The other boy I told you about is Immanuel. They call him Mani; that name suits him better, and he has mani things I like. Whereas Ishmael makes me think of a dashing golden deer, jumping and gamboling in the forest to look for his belle, Mani is more like a beautiful wolf, sitting on top of a boulder, watching the world beneath, and maybe thinking of what he might catch for his next meal - no, not a deer, coz these two are great buddies.

Mani comes from a Jewish ultra-Orthodox family that lives in Mea Shearim, a religious quarter in Jerusalem. He explained to me what kind of people they are. The men spend the whole day praying and reading the Torah. Outside, they walk in long black clothes and wear black fur hats. These come in a variety: shtreimels (in Yddish) are short, wide and shaped ligh donuts (mmm, with strawberry jellow), while spodiks are rounder, narrower and taller, then you have the kolpiks, which are the same as spodiks but in brown fur. Pick me a winner, I says. I’m sure ‘shush’ is a Yiddish word.

These poor men - and yeah, they ARE dirt poor - wear old pants tucked into their old socks, with an old coat covering it all, like their Polish ancestors. They wear all of this, no matter what the temperature is, which I find disco-mom-billowing, and downright cruel, coz in Summer when it sizzles, Israeli youngsters and even oldsters run around in shorts, sandals and t-shirts, sometimes, bare chested. Because of that heavy armor, these Haredi men lack vitamin D and fall ill, at the slightest cold. They catch their chill, and sometimes their death, if they don’t go to the doctor, as they should, coz here medical health is free, for all and sundry, especially on Sunday, since, in Israel, it is the beginning of the week, not Monday. It’s the Jews who invented the weekend.

Mani has six brothers and five sisters, wa wo wee! His father and uncles do nothing but pray and chant, while his mom and his older sisters work to earn money; they also cook, wash clothes and look after the other kids. That I call female slavery. Of course, I didn’t say this to Mani, it would the same as him blaming my uncle for being a clostet homey.

Once married, Orthodox women aren’t allowed to show their hair in public.

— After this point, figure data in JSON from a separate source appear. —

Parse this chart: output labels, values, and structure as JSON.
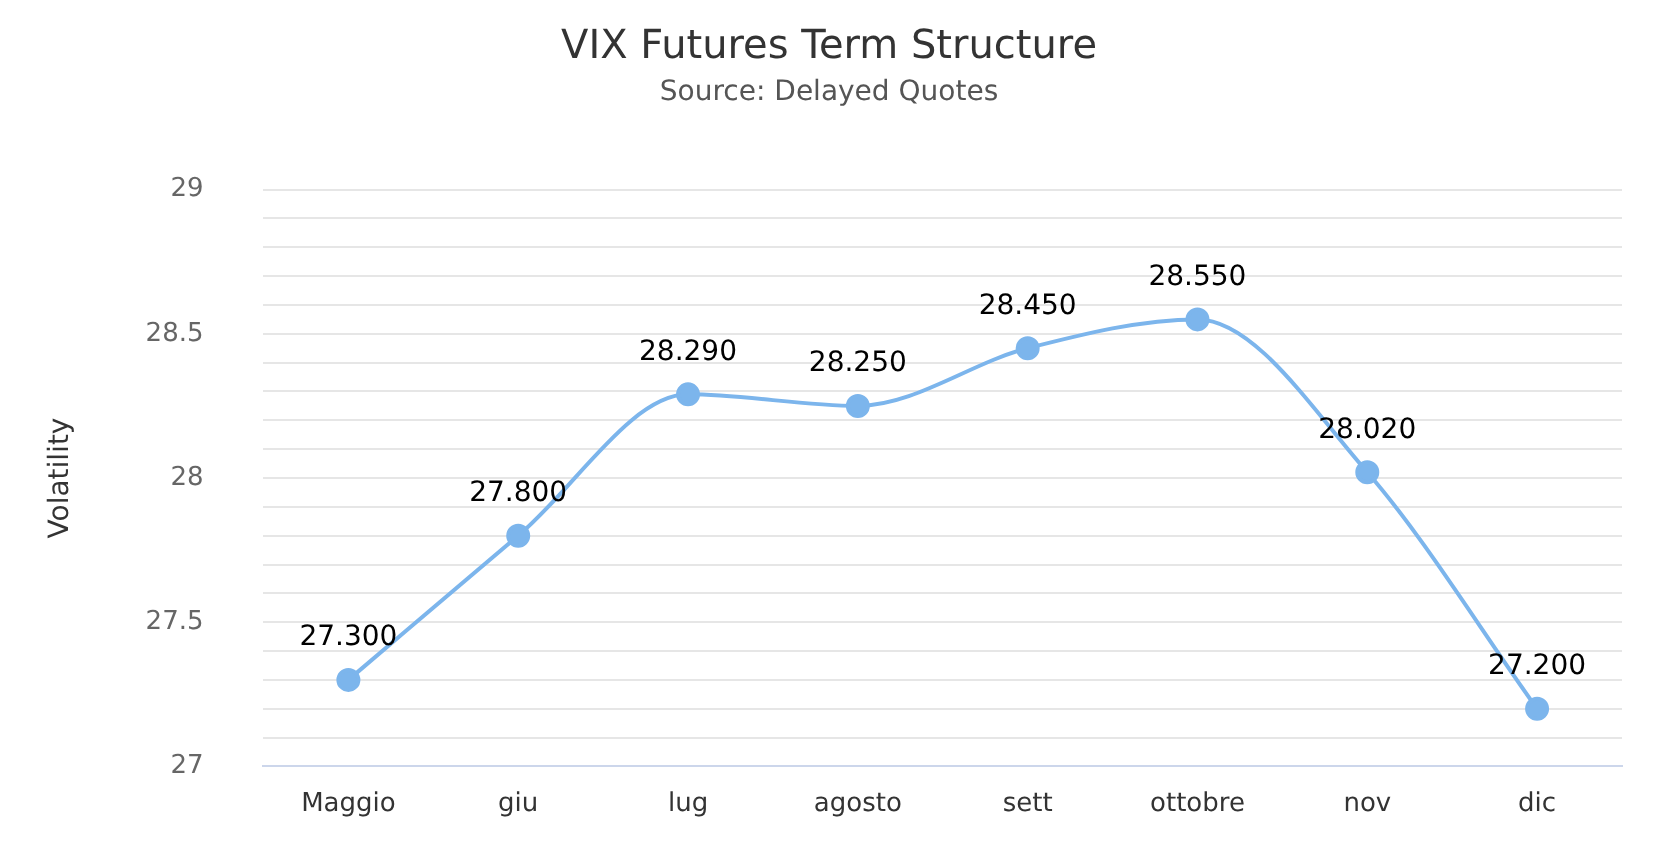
{
  "chart_data": {
    "type": "line",
    "title": "VIX Futures Term Structure",
    "subtitle": "Source: Delayed Quotes",
    "ylabel": "Volatility",
    "categories": [
      "Maggio",
      "giu",
      "lug",
      "agosto",
      "sett",
      "ottobre",
      "nov",
      "dic"
    ],
    "series": [
      {
        "color": "#7cb5ec",
        "values": [
          27.3,
          27.8,
          28.29,
          28.25,
          28.45,
          28.55,
          28.02,
          27.2
        ],
        "value_labels": [
          "27.300",
          "27.800",
          "28.290",
          "28.250",
          "28.450",
          "28.550",
          "28.020",
          "27.200"
        ]
      }
    ],
    "ylim": [
      27,
      29
    ],
    "yticks": [
      27,
      {
        "value": 27.1,
        "label": null
      },
      {
        "value": 27.2,
        "label": null
      },
      {
        "value": 27.3,
        "label": null
      },
      {
        "value": 27.4,
        "label": null
      },
      27.5,
      {
        "value": 27.6,
        "label": null
      },
      {
        "value": 27.7,
        "label": null
      },
      {
        "value": 27.8,
        "label": null
      },
      {
        "value": 27.9,
        "label": null
      },
      28,
      {
        "value": 28.1,
        "label": null
      },
      {
        "value": 28.2,
        "label": null
      },
      {
        "value": 28.3,
        "label": null
      },
      {
        "value": 28.4,
        "label": null
      },
      28.5,
      {
        "value": 28.6,
        "label": null
      },
      {
        "value": 28.7,
        "label": null
      },
      {
        "value": 28.8,
        "label": null
      },
      {
        "value": 28.9,
        "label": null
      },
      29
    ],
    "grid": "y",
    "legend": false,
    "marker": "circle",
    "line_style": "solid"
  }
}
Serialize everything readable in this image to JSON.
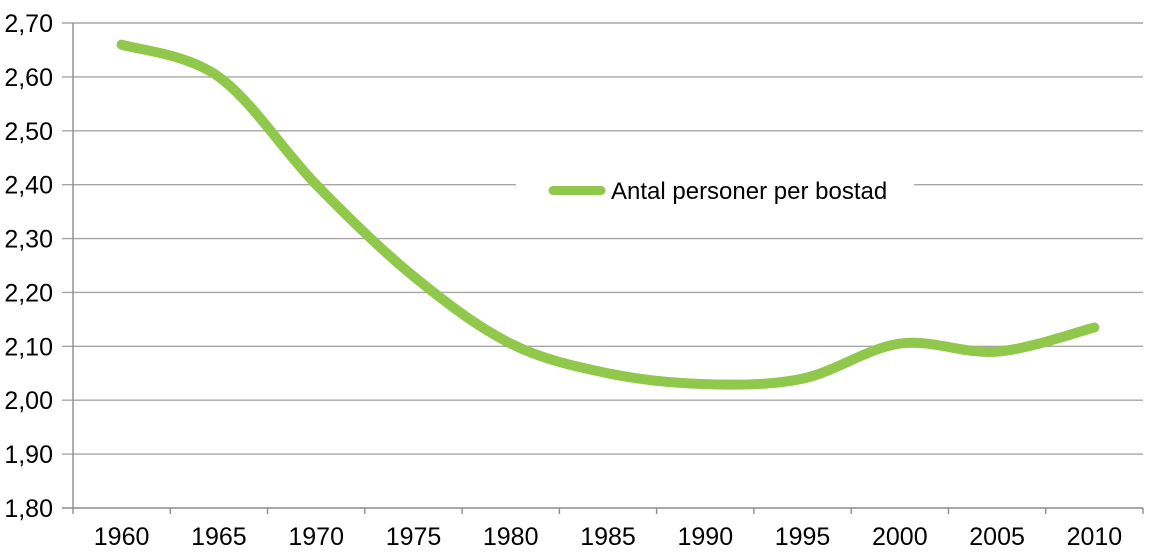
{
  "chart_data": {
    "type": "line",
    "smooth": true,
    "categories": [
      "1960",
      "1965",
      "1970",
      "1975",
      "1980",
      "1985",
      "1990",
      "1995",
      "2000",
      "2005",
      "2010"
    ],
    "series": [
      {
        "name": "Antal personer per bostad",
        "values": [
          2.66,
          2.6,
          2.4,
          2.23,
          2.105,
          2.05,
          2.03,
          2.04,
          2.105,
          2.09,
          2.135
        ],
        "color": "#90C84C"
      }
    ],
    "title": "",
    "xlabel": "",
    "ylabel": "",
    "ylim": [
      1.8,
      2.7
    ],
    "y_ticks": [
      {
        "value": 2.7,
        "label": "2,70"
      },
      {
        "value": 2.6,
        "label": "2,60"
      },
      {
        "value": 2.5,
        "label": "2,50"
      },
      {
        "value": 2.4,
        "label": "2,40"
      },
      {
        "value": 2.3,
        "label": "2,30"
      },
      {
        "value": 2.2,
        "label": "2,20"
      },
      {
        "value": 2.1,
        "label": "2,10"
      },
      {
        "value": 2.0,
        "label": "2,00"
      },
      {
        "value": 1.9,
        "label": "1,90"
      },
      {
        "value": 1.8,
        "label": "1,80"
      }
    ],
    "grid": "horizontal",
    "legend_position": "center"
  },
  "colors": {
    "line": "#90C84C",
    "gridline": "#A6A6A6",
    "axis": "#8C8C8C",
    "text": "#000000",
    "background": "#FFFFFF"
  }
}
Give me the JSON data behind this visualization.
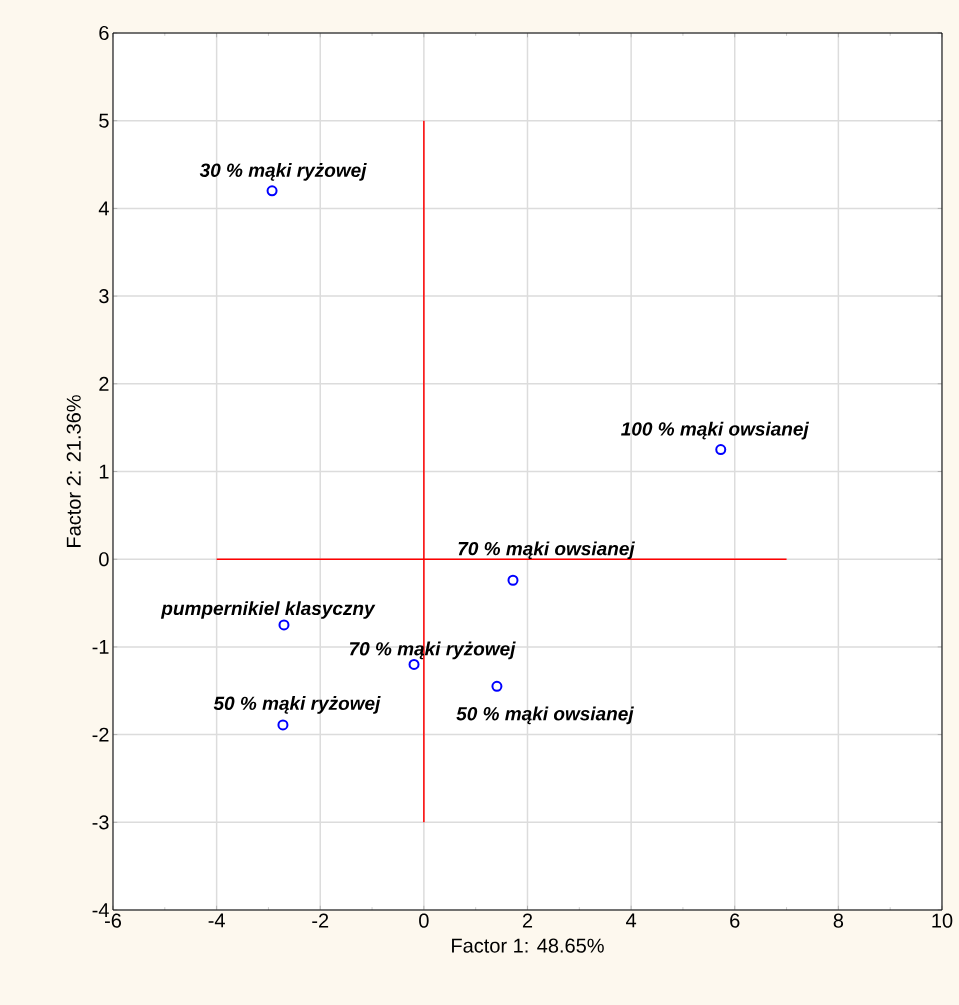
{
  "chart_data": {
    "type": "scatter",
    "xlabel": "Factor 1: 48.65%",
    "ylabel": "Factor 2: 21.36%",
    "series": [
      {
        "color": "#0000ff",
        "marker": "circle",
        "x": [
          -2.93,
          5.73,
          1.72,
          -2.7,
          -0.19,
          1.41,
          -2.72
        ],
        "values": [
          4.2,
          1.25,
          -0.24,
          -0.75,
          -1.2,
          -1.45,
          -1.89
        ]
      },
      {
        "type": "line",
        "color": "#ff0000",
        "x": [
          -4,
          7
        ],
        "values": [
          0,
          0
        ]
      },
      {
        "type": "line",
        "color": "#ff0000",
        "x": [
          0,
          0
        ],
        "values": [
          -3,
          5
        ]
      }
    ],
    "annotations": [
      {
        "text": "30 % mąki ryżowej",
        "x": -2.93,
        "y": 4.2
      },
      {
        "text": "100 % mąki owsianej",
        "x": 5.73,
        "y": 1.25
      },
      {
        "text": "70 % mąki owsianej",
        "x": 1.72,
        "y": -0.24
      },
      {
        "text": "pumpernikiel klasyczny",
        "x": -2.7,
        "y": -0.75
      },
      {
        "text": "70 % mąki ryżowej",
        "x": -0.19,
        "y": -1.2
      },
      {
        "text": "50 % mąki owsianej",
        "x": 1.41,
        "y": -1.45
      },
      {
        "text": "50 % mąki ryżowej",
        "x": -2.72,
        "y": -1.89
      }
    ],
    "xlim": [
      -6,
      10
    ],
    "ylim": [
      -4,
      6
    ],
    "xticks": [
      -6,
      -4,
      -2,
      0,
      2,
      4,
      6,
      8,
      10
    ],
    "yticks": [
      -4,
      -3,
      -2,
      -1,
      0,
      1,
      2,
      3,
      4,
      5,
      6
    ],
    "grid": true
  }
}
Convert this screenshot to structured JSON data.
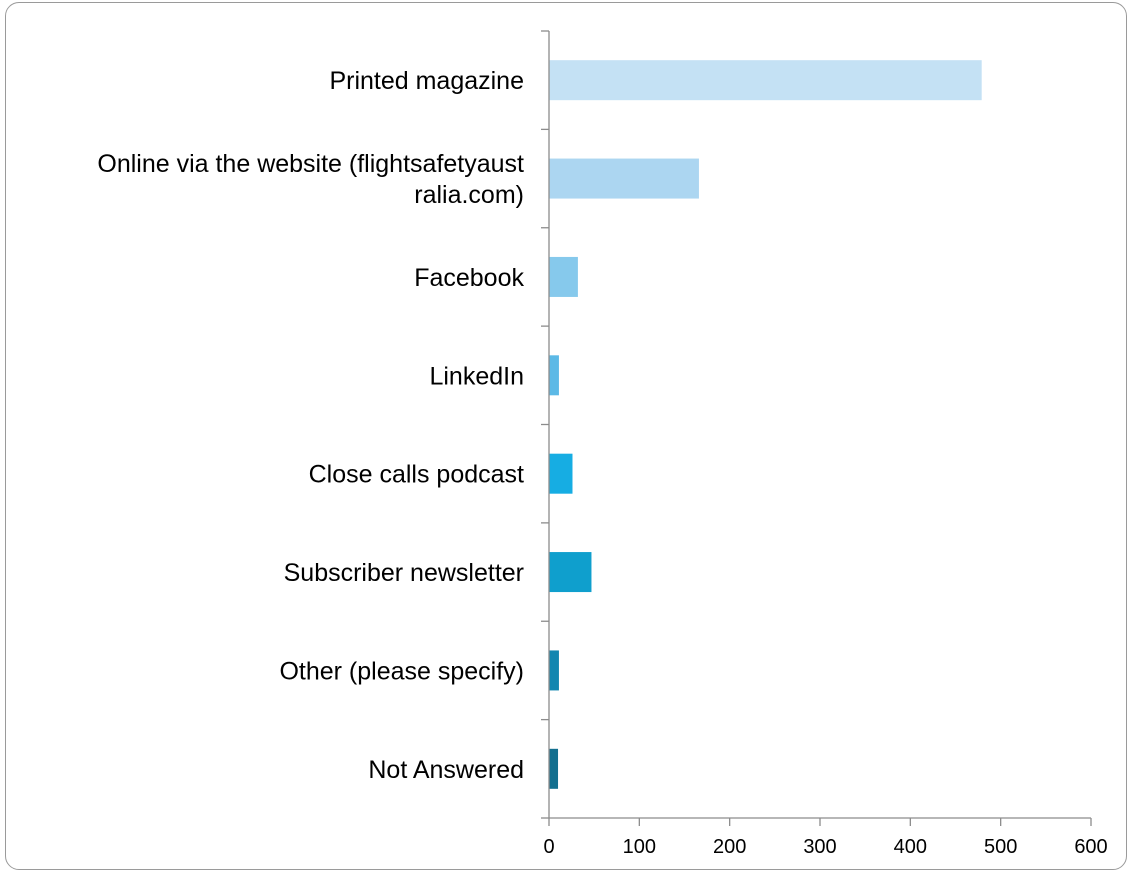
{
  "chart_data": {
    "type": "bar",
    "orientation": "horizontal",
    "categories": [
      "Printed magazine",
      "Online via the website (flightsafetyaustralia.com)",
      "Facebook",
      "LinkedIn",
      "Close calls podcast",
      "Subscriber newsletter",
      "Other (please specify)",
      "Not Answered"
    ],
    "category_label_lines": [
      [
        "Printed magazine"
      ],
      [
        "Online via the website (flightsafetyaust",
        "ralia.com)"
      ],
      [
        "Facebook"
      ],
      [
        "LinkedIn"
      ],
      [
        "Close calls podcast"
      ],
      [
        "Subscriber newsletter"
      ],
      [
        "Other (please specify)"
      ],
      [
        "Not Answered"
      ]
    ],
    "values": [
      479,
      166,
      32,
      11,
      26,
      47,
      11,
      10
    ],
    "bar_colors": [
      "#c4e1f4",
      "#acd6f1",
      "#86c9ec",
      "#5cb9e6",
      "#16ade3",
      "#0f9fcd",
      "#1186b0",
      "#136f8f"
    ],
    "xlim": [
      0,
      600
    ],
    "xticks": [
      0,
      100,
      200,
      300,
      400,
      500,
      600
    ],
    "grid": false,
    "legend": "none",
    "title": "",
    "xlabel": "",
    "ylabel": ""
  }
}
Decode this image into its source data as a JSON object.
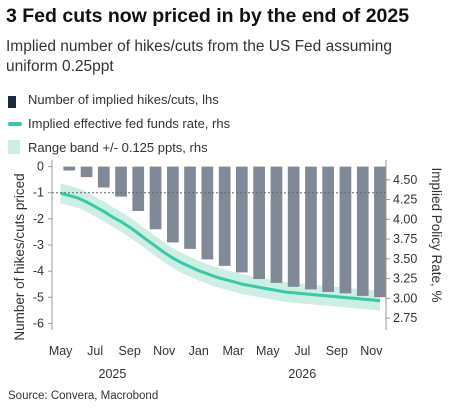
{
  "chart_data": {
    "type": "bar",
    "title": "3 Fed cuts now priced in by the end of 2025",
    "subtitle": "Implied number of hikes/cuts from the US Fed assuming uniform 0.25ppt",
    "legend": {
      "placement": "top-left",
      "entries": [
        {
          "key": "bars",
          "label": "Number of implied hikes/cuts, lhs",
          "color": "#1b2a3a"
        },
        {
          "key": "line",
          "label": "Implied effective fed funds rate, rhs",
          "color": "#39c9a6"
        },
        {
          "key": "band",
          "label": "Range band +/- 0.125 ppts, rhs",
          "color": "#cdeee3"
        }
      ]
    },
    "ylabel_left": "Number of hikes/cuts priced",
    "ylabel_right": "Implied Policy Rate, %",
    "ylim_left": [
      -6.1,
      0.1
    ],
    "ylim_right": [
      2.65,
      4.7
    ],
    "yticks_left": [
      "0",
      "-1",
      "-2",
      "-3",
      "-4",
      "-5",
      "-6"
    ],
    "yticks_right": [
      "4.50",
      "4.25",
      "4.00",
      "3.75",
      "3.50",
      "3.25",
      "3.00",
      "2.75"
    ],
    "x_range": [
      0,
      19
    ],
    "xticks": [
      {
        "pos": 0.5,
        "label": "May"
      },
      {
        "pos": 2.5,
        "label": "Jul"
      },
      {
        "pos": 4.5,
        "label": "Sep"
      },
      {
        "pos": 6.5,
        "label": "Nov"
      },
      {
        "pos": 8.5,
        "label": "Jan"
      },
      {
        "pos": 10.5,
        "label": "Mar"
      },
      {
        "pos": 12.5,
        "label": "May"
      },
      {
        "pos": 14.5,
        "label": "Jul"
      },
      {
        "pos": 16.5,
        "label": "Sep"
      },
      {
        "pos": 18.5,
        "label": "Nov"
      }
    ],
    "year_labels": [
      {
        "pos": 3.5,
        "label": "2025"
      },
      {
        "pos": 14.5,
        "label": "2026"
      }
    ],
    "bars": [
      {
        "x": 1.0,
        "value": -0.15
      },
      {
        "x": 2.0,
        "value": -0.4
      },
      {
        "x": 3.0,
        "value": -0.8
      },
      {
        "x": 4.0,
        "value": -1.15
      },
      {
        "x": 5.0,
        "value": -1.7
      },
      {
        "x": 6.0,
        "value": -2.4
      },
      {
        "x": 7.0,
        "value": -2.9
      },
      {
        "x": 8.0,
        "value": -3.15
      },
      {
        "x": 9.0,
        "value": -3.55
      },
      {
        "x": 10.0,
        "value": -3.8
      },
      {
        "x": 11.0,
        "value": -4.05
      },
      {
        "x": 12.0,
        "value": -4.3
      },
      {
        "x": 13.0,
        "value": -4.45
      },
      {
        "x": 14.0,
        "value": -4.6
      },
      {
        "x": 15.0,
        "value": -4.7
      },
      {
        "x": 16.0,
        "value": -4.8
      },
      {
        "x": 17.0,
        "value": -4.85
      },
      {
        "x": 18.0,
        "value": -4.95
      },
      {
        "x": 19.0,
        "value": -5.0
      }
    ],
    "rate_line": {
      "x": [
        0.5,
        1.0,
        1.5,
        2.0,
        2.5,
        3.0,
        3.5,
        4.0,
        4.5,
        5.0,
        5.5,
        6.0,
        6.5,
        7.0,
        7.5,
        8.0,
        8.5,
        9.0,
        9.5,
        10.0,
        10.5,
        11.0,
        11.5,
        12.0,
        12.5,
        13.0,
        13.5,
        14.0,
        14.5,
        15.0,
        15.5,
        16.0,
        16.5,
        17.0,
        17.5,
        18.0,
        18.5,
        19.0
      ],
      "y": [
        4.33,
        4.3,
        4.27,
        4.22,
        4.16,
        4.1,
        4.03,
        3.97,
        3.9,
        3.82,
        3.74,
        3.66,
        3.58,
        3.51,
        3.45,
        3.4,
        3.35,
        3.31,
        3.27,
        3.24,
        3.21,
        3.18,
        3.16,
        3.14,
        3.12,
        3.1,
        3.08,
        3.07,
        3.06,
        3.05,
        3.04,
        3.03,
        3.02,
        3.01,
        3.0,
        2.99,
        2.98,
        2.97
      ]
    },
    "band_half_width": 0.125,
    "reference_line": {
      "axis": "left",
      "value": -1,
      "style": "dashed"
    },
    "grid": false
  },
  "source": "Source: Convera, Macrobond"
}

They either wear a headscarf or a sheitel - a ‘wig’. The most zealous among them shave their heads, not to make their hubbies jealous.

The men have sidecurls that look like twisted strands of licorice (mmm … I could munch on licorice for hours). Some let their hair, mustache, sideburns and beards grow very long, on account that they want to show who is the man of the family, yet, they don’t go around bragging that it is the women who work to maintain the whole family, ain’t that strange?